The radioactive substances in the groundwater at the Fukushima Daiichi nuclear plant has been increasing the past few days, according to plant operator Tokyo Electric Power (TEPCO). They have also admitted that as of now, they have no idea where the toxic leak is coming from but they are continuing the investigation and the efforts to stop the further contamination of the soil and water inside the plant.
The samples taken on Monday showed that the cesium-134 levels are now 90 times higher than on Friday at 9,000 becquerels per liter, while levels of cesium-137 is 86 times higher at 18,000 becquerels per liter. The government prescribed acceptable levels for both is at 60 becquerels and 90 becquerels per litre respectively. The substances are suspected to cause various cancers when ingested and accumulated in the muscles and bones. Two days earlier, TEPCO announced that the levels of tritium, a radioactive isotope of hydrogen found in glow-in-the-dark watches, have spiked 10 times the allowable rate. In late June, the highly toxic strontium-90 was at levels 30 times the permitted rate. The substance can cause bone cancer once ingested and is a by-product of nuclear fission.

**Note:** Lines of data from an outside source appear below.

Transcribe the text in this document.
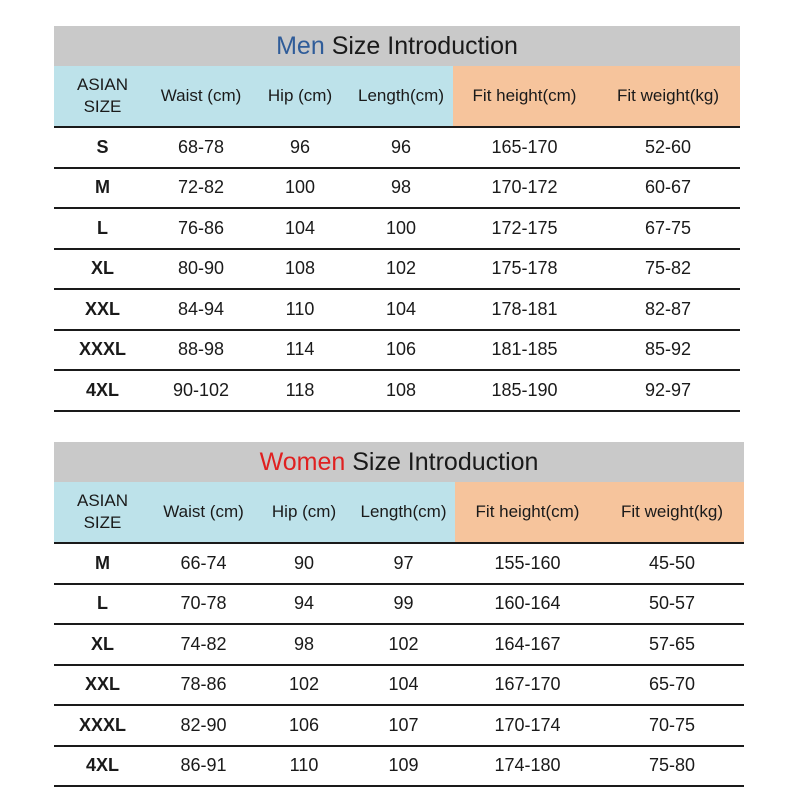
Men Size Introduction					
ASIAN SIZE	Waist (cm)	Hip (cm)	Length(cm)	Fit height(cm)	Fit weight(kg)
S	68-78	96	96	165-170	52-60
M	72-82	100	98	170-172	60-67
L	76-86	104	100	172-175	67-75
XL	80-90	108	102	175-178	75-82
XXL	84-94	110	104	178-181	82-87
XXXL	88-98	114	106	181-185	85-92
4XL	90-102	118	108	185-190	92-97
Women Size Introduction					
ASIAN SIZE	Waist (cm)	Hip (cm)	Length(cm)	Fit height(cm)	Fit weight(kg)
M	66-74	90	97	155-160	45-50
L	70-78	94	99	160-164	50-57
XL	74-82	98	102	164-167	57-65
XXL	78-86	102	104	167-170	65-70
XXXL	82-90	106	107	170-174	70-75
4XL	86-91	110	109	174-180	75-80
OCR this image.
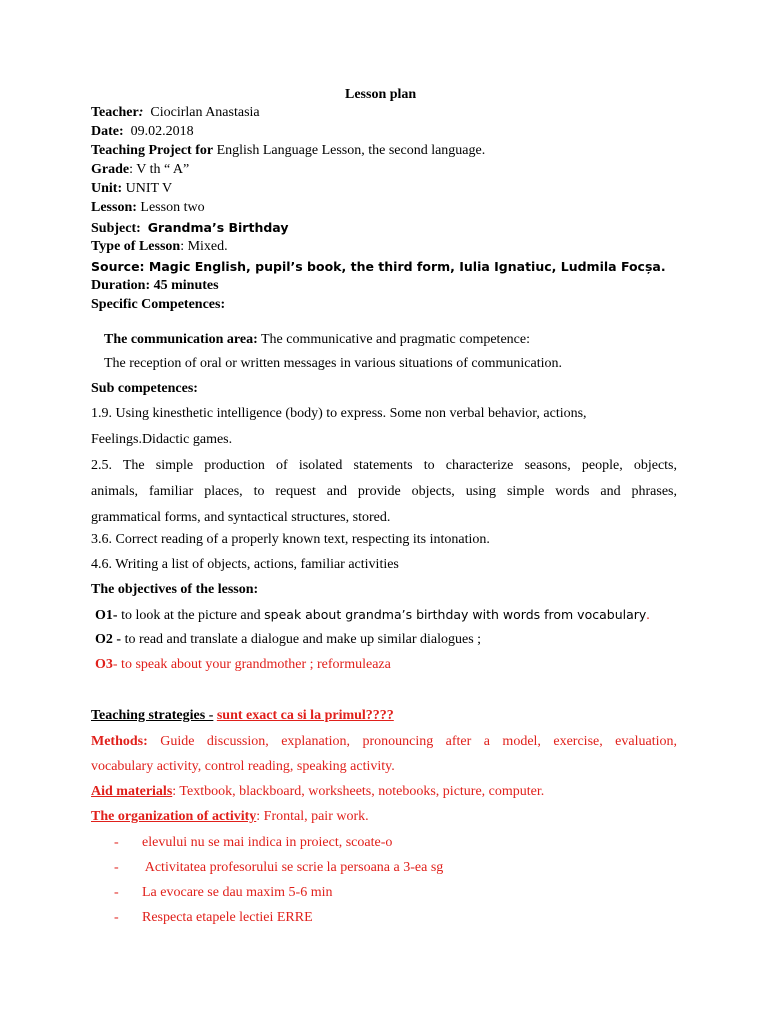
Lesson plan
Teacher: Ciocirlan Anastasia
Date: 09.02.2018
Teaching Project for English Language Lesson, the second language.
Grade: V th “ A”
Unit: UNIT V
Lesson: Lesson two
Subject: Grandma’s Birthday
Type of Lesson: Mixed.
Source: Magic English, pupil’s book, the third form, Iulia Ignatiuc, Ludmila Focșa.
Duration: 45 minutes
Specific Competences:
The communication area: The communicative and pragmatic competence:
The reception of oral or written messages in various situations of communication.
Sub competences:
1.9. Using kinesthetic intelligence (body) to express. Some non verbal behavior, actions,
Feelings.Didactic games.
2.5. The simple production of isolated statements to characterize seasons, people, objects,
animals, familiar places, to request and provide objects, using simple words and phrases,
grammatical forms, and syntactical structures, stored.
3.6. Correct reading of a properly known text, respecting its intonation.
4.6. Writing a list of objects, actions, familiar activities
The objectives of the lesson:
O1- to look at the picture and speak about grandma’s birthday with words from vocabulary.
O2 - to read and translate a dialogue and make up similar dialogues ;
O3- to speak about your grandmother ; reformuleaza
Teaching strategies - sunt exact ca si la primul????
Methods: Guide discussion, explanation, pronouncing after a model, exercise, evaluation,
vocabulary activity, control reading, speaking activity.
Aid materials: Textbook, blackboard, worksheets, notebooks, picture, computer.
The organization of activity: Frontal, pair work.
- elevului nu se mai indica in proiect, scoate-o
- Activitatea profesorului se scrie la persoana a 3-ea sg
- La evocare se dau maxim 5-6 min
- Respecta etapele lectiei ERRE
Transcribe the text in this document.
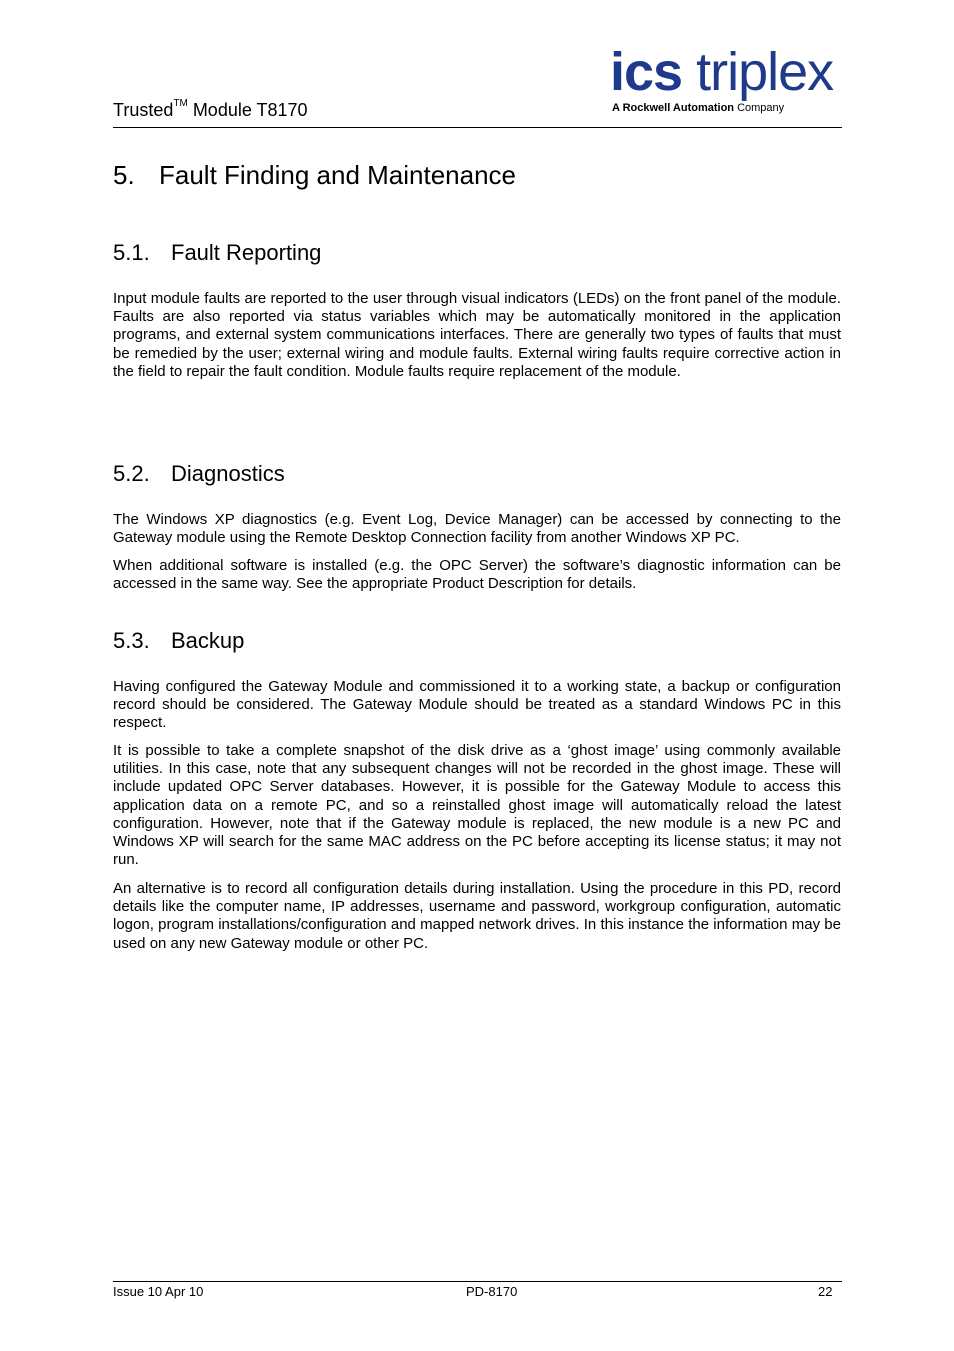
Trusted™ Module T8170
ics triplex
A Rockwell Automation Company
5. Fault Finding and Maintenance
5.1. Fault Reporting

Input module faults are reported to the user through visual indicators (LEDs) on the front panel of the module. Faults are also reported via status variables which may be automatically monitored in the application programs, and external system communications interfaces. There are generally two types of faults that must be remedied by the user; external wiring and module faults. External wiring faults require corrective action in the field to repair the fault condition. Module faults require replacement of the module.

5.2. Diagnostics

The Windows XP diagnostics (e.g. Event Log, Device Manager) can be accessed by connecting to the Gateway module using the Remote Desktop Connection facility from another Windows XP PC.

When additional software is installed (e.g. the OPC Server) the software’s diagnostic information can be accessed in the same way. See the appropriate Product Description for details.

5.3. Backup

Having configured the Gateway Module and commissioned it to a working state, a backup or configuration record should be considered. The Gateway Module should be treated as a standard Windows PC in this respect.

It is possible to take a complete snapshot of the disk drive as a ‘ghost image’ using commonly available utilities. In this case, note that any subsequent changes will not be recorded in the ghost image. These will include updated OPC Server databases. However, it is possible for the Gateway Module to access this application data on a remote PC, and so a reinstalled ghost image will automatically reload the latest configuration. However, note that if the Gateway module is replaced, the new module is a new PC and Windows XP will search for the same MAC address on the PC before accepting its license status; it may not run.

An alternative is to record all configuration details during installation. Using the procedure in this PD, record details like the computer name, IP addresses, username and password, workgroup configuration, automatic logon, program installations/configuration and mapped network drives. In this instance the information may be used on any new Gateway module or other PC.

Issue 10 Apr 10	PD-8170	22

These substances were released during the nuclear meltdown at the plant in 2011, the worst nuclear accident since Chernobyl. They were not absorbed by the soil but have contaminated the underground water. The TEPCO spokesman admitted that they have not found the reason why the levels have spiked and as yet have no idea how it will affect the health of the people in and out of the plant, as well as the environmental hazards it brings. He added that the seawater samples taken last Wednesday were the highest reading they’ve had since they started observing them last June 2011. This is a serious concern for the utility and the area surrounding the plant as TEPCO has been struggling to stop the radioactive elements from contaminating the environment.